Miriam Chusid

Assistant Professor, Art History

Education

PhD, Japanese Art and Archaeology, Princeton University, 2016
MA, Japanese Studies, SOAS, University of London, 2005
BA, Art History, Boston University, 2004

Biography

I specialize in Japanese art and visual culture with an interest in East Asian Buddhist art; the role of women in the production and reception of religious images; visual narratives and narrative theory; the place of conservation in art historical inquiry; and contemporary Japanese art.
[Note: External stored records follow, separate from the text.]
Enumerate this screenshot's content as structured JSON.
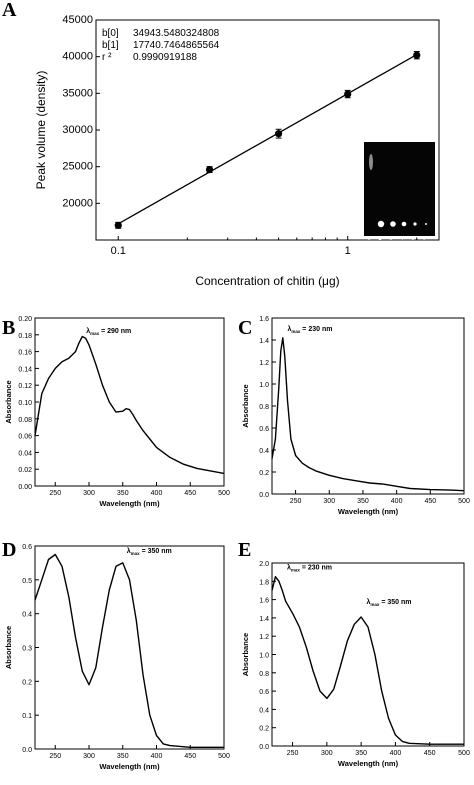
{
  "panel_labels": [
    "A",
    "B",
    "C",
    "D",
    "E"
  ],
  "chart_data": [
    {
      "panel": "A",
      "type": "scatter",
      "xlabel": "Concentration of chitin (μg)",
      "ylabel": "Peak volume (density)",
      "xscale": "log",
      "xlim": [
        0.08,
        2.5
      ],
      "ylim": [
        15000,
        45000
      ],
      "x_ticks": [
        0.1,
        1
      ],
      "x_tick_labels": [
        "0.1",
        "1"
      ],
      "y_ticks": [
        20000,
        25000,
        30000,
        35000,
        40000,
        45000
      ],
      "regression": {
        "b0_label": "b[0]",
        "b0_value": "34943.5480324808",
        "b1_label": "b[1]",
        "b1_value": "17740.7464865564",
        "r2_label": "r ²",
        "r2_value": "0.9990919188"
      },
      "points": [
        {
          "x": 0.1,
          "y": 17000,
          "err": 400
        },
        {
          "x": 0.25,
          "y": 24600,
          "err": 400
        },
        {
          "x": 0.5,
          "y": 29500,
          "err": 600
        },
        {
          "x": 1.0,
          "y": 34900,
          "err": 500
        },
        {
          "x": 2.0,
          "y": 40200,
          "err": 500
        }
      ],
      "fit_line": {
        "x": [
          0.1,
          2.0
        ]
      },
      "inset": {
        "lane_labels": [
          "1",
          "2",
          "3",
          "4",
          "5",
          "6"
        ]
      }
    },
    {
      "panel": "B",
      "type": "line",
      "xlabel": "Wavelength (nm)",
      "ylabel": "Absorbance",
      "xlim": [
        220,
        500
      ],
      "ylim": [
        0,
        0.2
      ],
      "x_ticks": [
        250,
        300,
        350,
        400,
        450,
        500
      ],
      "y_ticks": [
        0.0,
        0.02,
        0.04,
        0.06,
        0.08,
        0.1,
        0.12,
        0.14,
        0.16,
        0.18,
        0.2
      ],
      "y_tick_labels": [
        "0.00",
        "0.02",
        "0.04",
        "0.06",
        "0.08",
        "0.10",
        "0.12",
        "0.14",
        "0.16",
        "0.18",
        "0.20"
      ],
      "annotations": [
        {
          "prefix": "λ",
          "sub": "max",
          "text": " = 290 nm",
          "x": 290,
          "y": 0.182
        }
      ],
      "x": [
        220,
        230,
        240,
        250,
        260,
        270,
        280,
        285,
        290,
        295,
        300,
        310,
        320,
        330,
        340,
        350,
        355,
        360,
        365,
        370,
        380,
        390,
        400,
        420,
        440,
        460,
        480,
        500
      ],
      "y": [
        0.06,
        0.11,
        0.128,
        0.14,
        0.148,
        0.152,
        0.16,
        0.17,
        0.178,
        0.176,
        0.168,
        0.145,
        0.12,
        0.1,
        0.088,
        0.089,
        0.092,
        0.091,
        0.085,
        0.078,
        0.066,
        0.056,
        0.046,
        0.034,
        0.026,
        0.021,
        0.018,
        0.015
      ]
    },
    {
      "panel": "C",
      "type": "line",
      "xlabel": "Wavelength (nm)",
      "ylabel": "Absorbance",
      "xlim": [
        215,
        500
      ],
      "ylim": [
        0,
        1.6
      ],
      "x_ticks": [
        250,
        300,
        350,
        400,
        450,
        500
      ],
      "y_ticks": [
        0.0,
        0.2,
        0.4,
        0.6,
        0.8,
        1.0,
        1.2,
        1.4,
        1.6
      ],
      "y_tick_labels": [
        "0.0",
        "0.2",
        "0.4",
        "0.6",
        "0.8",
        "1.0",
        "1.2",
        "1.4",
        "1.6"
      ],
      "annotations": [
        {
          "prefix": "λ",
          "sub": "max",
          "text": " = 230 nm",
          "x": 232,
          "y": 1.48
        }
      ],
      "x": [
        215,
        220,
        225,
        228,
        231,
        234,
        238,
        243,
        250,
        260,
        270,
        280,
        300,
        320,
        340,
        360,
        380,
        400,
        420,
        450,
        480,
        500
      ],
      "y": [
        0.32,
        0.5,
        0.95,
        1.3,
        1.42,
        1.25,
        0.85,
        0.5,
        0.35,
        0.28,
        0.24,
        0.21,
        0.17,
        0.14,
        0.12,
        0.1,
        0.09,
        0.07,
        0.05,
        0.04,
        0.035,
        0.03
      ]
    },
    {
      "panel": "D",
      "type": "line",
      "xlabel": "Wavelength (nm)",
      "ylabel": "Absorbance",
      "xlim": [
        220,
        500
      ],
      "ylim": [
        0,
        0.6
      ],
      "x_ticks": [
        250,
        300,
        350,
        400,
        450,
        500
      ],
      "y_ticks": [
        0.0,
        0.1,
        0.2,
        0.3,
        0.4,
        0.5,
        0.6
      ],
      "y_tick_labels": [
        "0.0",
        "0.1",
        "0.2",
        "0.3",
        "0.4",
        "0.5",
        "0.6"
      ],
      "annotations": [
        {
          "prefix": "λ",
          "sub": "max",
          "text": " = 350 nm",
          "x": 350,
          "y": 0.58
        }
      ],
      "x": [
        220,
        230,
        240,
        250,
        260,
        270,
        280,
        290,
        300,
        310,
        320,
        330,
        340,
        350,
        360,
        370,
        380,
        390,
        400,
        410,
        420,
        450,
        500
      ],
      "y": [
        0.44,
        0.5,
        0.56,
        0.575,
        0.54,
        0.45,
        0.33,
        0.23,
        0.19,
        0.24,
        0.36,
        0.47,
        0.54,
        0.55,
        0.5,
        0.38,
        0.22,
        0.1,
        0.04,
        0.015,
        0.01,
        0.005,
        0.005
      ]
    },
    {
      "panel": "E",
      "type": "line",
      "xlabel": "Wavelength (nm)",
      "ylabel": "Absorbance",
      "xlim": [
        220,
        500
      ],
      "ylim": [
        0,
        2.0
      ],
      "x_ticks": [
        250,
        300,
        350,
        400,
        450,
        500
      ],
      "y_ticks": [
        0.0,
        0.2,
        0.4,
        0.6,
        0.8,
        1.0,
        1.2,
        1.4,
        1.6,
        1.8,
        2.0
      ],
      "y_tick_labels": [
        "0.0",
        "0.2",
        "0.4",
        "0.6",
        "0.8",
        "1.0",
        "1.2",
        "1.4",
        "1.6",
        "1.8",
        "2.0"
      ],
      "annotations": [
        {
          "prefix": "λ",
          "sub": "max",
          "text": " = 230 nm",
          "x": 236,
          "y": 1.93
        },
        {
          "prefix": "λ",
          "sub": "max",
          "text": " = 350 nm",
          "x": 352,
          "y": 1.55
        }
      ],
      "x": [
        220,
        225,
        230,
        235,
        240,
        250,
        260,
        270,
        280,
        290,
        300,
        310,
        320,
        330,
        340,
        350,
        360,
        370,
        380,
        390,
        400,
        410,
        420,
        450,
        500
      ],
      "y": [
        1.7,
        1.85,
        1.8,
        1.7,
        1.58,
        1.45,
        1.3,
        1.08,
        0.82,
        0.6,
        0.52,
        0.62,
        0.88,
        1.15,
        1.33,
        1.41,
        1.3,
        1.0,
        0.6,
        0.3,
        0.12,
        0.05,
        0.03,
        0.02,
        0.02
      ]
    }
  ]
}
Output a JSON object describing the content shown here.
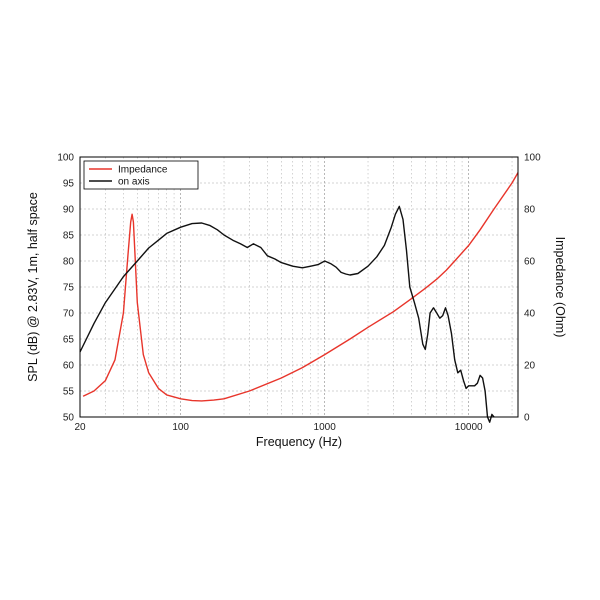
{
  "chart_data": {
    "type": "line",
    "xlabel": "Frequency (Hz)",
    "ylabel_left": "SPL (dB) @ 2.83V, 1m, half space",
    "ylabel_right": "Impedance (Ohm)",
    "x_scale": "log",
    "xlim": [
      20,
      22000
    ],
    "ylim_left": [
      50,
      100
    ],
    "ylim_right": [
      0,
      100
    ],
    "grid": true,
    "legend_position": "top-left",
    "x_ticks": [
      {
        "value": 20,
        "label": "20"
      },
      {
        "value": 100,
        "label": "100"
      },
      {
        "value": 1000,
        "label": "1000"
      },
      {
        "value": 10000,
        "label": "10000"
      }
    ],
    "y_ticks_left": [
      "50",
      "55",
      "60",
      "65",
      "70",
      "75",
      "80",
      "85",
      "90",
      "95",
      "100"
    ],
    "y_ticks_right": [
      "0",
      "20",
      "40",
      "60",
      "80",
      "100"
    ],
    "series": [
      {
        "name": "Impedance",
        "axis": "right",
        "color": "#e8352b",
        "x": [
          21,
          25,
          30,
          35,
          40,
          43,
          45,
          46,
          47,
          48,
          50,
          55,
          60,
          70,
          80,
          100,
          120,
          140,
          170,
          200,
          300,
          500,
          700,
          1000,
          1500,
          2000,
          3000,
          4000,
          5000,
          6000,
          7000,
          8000,
          10000,
          12000,
          15000,
          20000,
          22000
        ],
        "y": [
          8,
          10,
          14,
          22,
          40,
          62,
          75,
          78,
          75,
          64,
          44,
          24,
          17,
          11,
          8.5,
          7,
          6.3,
          6.2,
          6.5,
          7,
          10,
          15,
          19,
          24,
          30,
          34.5,
          40.5,
          45.5,
          49.5,
          53,
          56.5,
          60,
          66,
          72,
          80,
          90,
          94
        ]
      },
      {
        "name": "on axis",
        "axis": "left",
        "color": "#111111",
        "x": [
          20,
          25,
          30,
          40,
          50,
          60,
          70,
          80,
          100,
          120,
          140,
          160,
          180,
          200,
          230,
          260,
          290,
          320,
          360,
          400,
          450,
          500,
          600,
          700,
          800,
          900,
          1000,
          1100,
          1200,
          1300,
          1400,
          1500,
          1700,
          2000,
          2300,
          2600,
          2900,
          3100,
          3300,
          3500,
          3700,
          3900,
          4200,
          4500,
          4800,
          5000,
          5200,
          5400,
          5700,
          6000,
          6300,
          6600,
          6900,
          7200,
          7600,
          8000,
          8400,
          8800,
          9200,
          9600,
          10000,
          10500,
          11000,
          11500,
          12000,
          12500,
          13000,
          13500,
          14000,
          14500,
          15000
        ],
        "y": [
          62.5,
          68,
          72,
          77,
          80,
          82.5,
          84,
          85.3,
          86.5,
          87.2,
          87.3,
          86.8,
          86,
          85,
          84,
          83.3,
          82.6,
          83.3,
          82.6,
          81,
          80.4,
          79.7,
          79,
          78.7,
          79,
          79.3,
          80,
          79.5,
          78.8,
          77.8,
          77.5,
          77.3,
          77.6,
          79,
          80.8,
          83,
          86.5,
          89,
          90.5,
          88,
          82,
          75,
          72,
          69,
          64,
          63,
          66,
          70,
          71,
          70,
          69,
          69.5,
          71,
          69.5,
          66,
          61,
          58.5,
          59,
          57,
          55.5,
          56,
          56,
          56,
          56.5,
          58,
          57.5,
          55,
          50,
          49,
          50.5,
          50
        ]
      }
    ]
  }
}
My current book project entitled Envisioning the Afterlife: Image, Text, and Ritual Practice in Premodern Japan examines the emergence in the thirteenth century of pictures of Buddhist hell used in rituals to benefit the dead. In particular, it weaves together three lines of inquiry: an investigation of the iconographies and themes that patrons and painters incorporated into images of hell; strategies of the use and display of these images; and the practice of the maintenance and repair of the paintings. By uncovering the visual, ritual, and material matrix from which depictions of the infernal realms were given form and meaning, I demonstrate how producers of these objects addressed a range of postmortem concerns and expectations within increasingly diverse Buddhist communities.

Before coming to the University of Washington in 2021, I held postdoctoral fellowships at The Metropolitan Museum of Art and the Burke Center for Japanese Art at Columbia University. I was also a Visiting Assistant Professor at Haverford College.